The entire ArcGIS technology-based solution also enables schools to seamlessly share their campus maps with local public safety agencies and 9-1-1 call centers. GeoComm makes the school maps available to other existing 9-1-1 and emergency responder apps so that 9-1-1 operators, dispatchers, and other emergency personnel can use the maps when coordinating responses. GeoComm’s APIs also enable public safety agencies to share information—such as the near real-time locations of 9-1-1 callers and emergency responders—via the solution. This way, everyone involved in an emergency has a common operating picture, enabling faster, more efficient responses when every second counts.

Better Visualization of Complex Spaces

To make the school safety solution operable in Denco 9-1-1’s jurisdiction, Ballentine and his colleagues requested floor plans and other relevant information from each school. With help from the team at GeoComm, they then used these resources to create the digital maps. This was challenging, according to Ballentine and Denco 9-1-1 GIS manager Vanessa Green-Montgomery, because while some schools sent their floor plans right away, others took a long time to respond and had to be prodded. Another issue was that the quality of some of the floor plans was too poor to use to generate accurate maps of the facilities.

“With that particular challenge, we had to come up with a process,” said Green-Montgomery.

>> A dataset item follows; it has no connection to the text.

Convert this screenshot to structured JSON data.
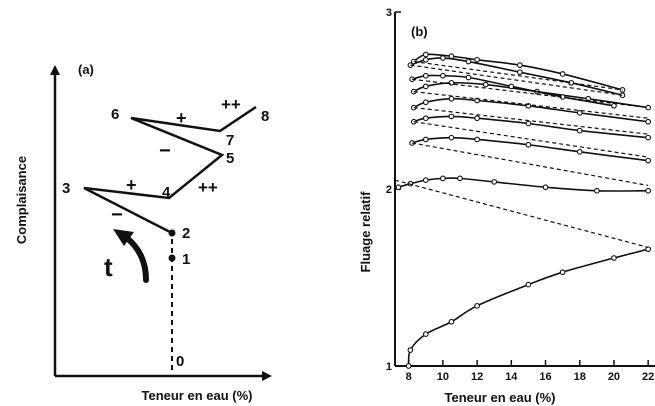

A detailed indoor map of a school that shows classrooms, bathrooms, and closets along with the locations of things like fire extinguishers and security cameras
The maps show the locations of fire extinguishers, security cameras, and automated external defibrillators (AEDs).

Denco 9-1-1 ended up purchasing equipment from Esri partner GeoSLAM to get 3D scans of the schools that had submitted low-quality floor plans. Nearly four years after the start of the project—with some major delays due to the COVID-19 pandemic—data collection was completed for all public schools in the Denco 9-1-1 response area by early 2023.

The maps, which consist of more than 220 school buildings, are now in use at emergency communication centers throughout the Denco 9-1-1 response area—including at the Flower Mound Police Department, where captain Jason Hawley works. He said that the detailed layers benefit first responders, whether they’re called in for an active shooter situation or another type of emergency.

The maps contain information such as the locations of fire extinguishers; security cameras; and automated external defibrillators (AEDs), which are used to quickly treat someone experiencing cardiac arrest. In addition to showing first responders where this equipment is, these landmarks can help callers identify the exact location of an emergency. This is a far cry from the PDF-based school maps that the Flower Mound Police Department worked with before. Those were often outdated and made it difficult to find specific locations.

“This technology is better,” said Hawley. “We can now visualize these maps in a cleaner manner that actually is suited to how it fits in our GIS.”

Now that 86 school maps are in Denco 9-1-1’s system, if an emergency call comes in from one of those schools, operators can use the floor plan and other details in the school’s indoor and outdoor maps to plot a precise location for where the call is coming from. The more information the caller gives, the more likely that the operator can plot the call down to the room.

“You would actually be able to see where the call is coming from,” said Green-Montgomery. “GIS plays an integral part in that.”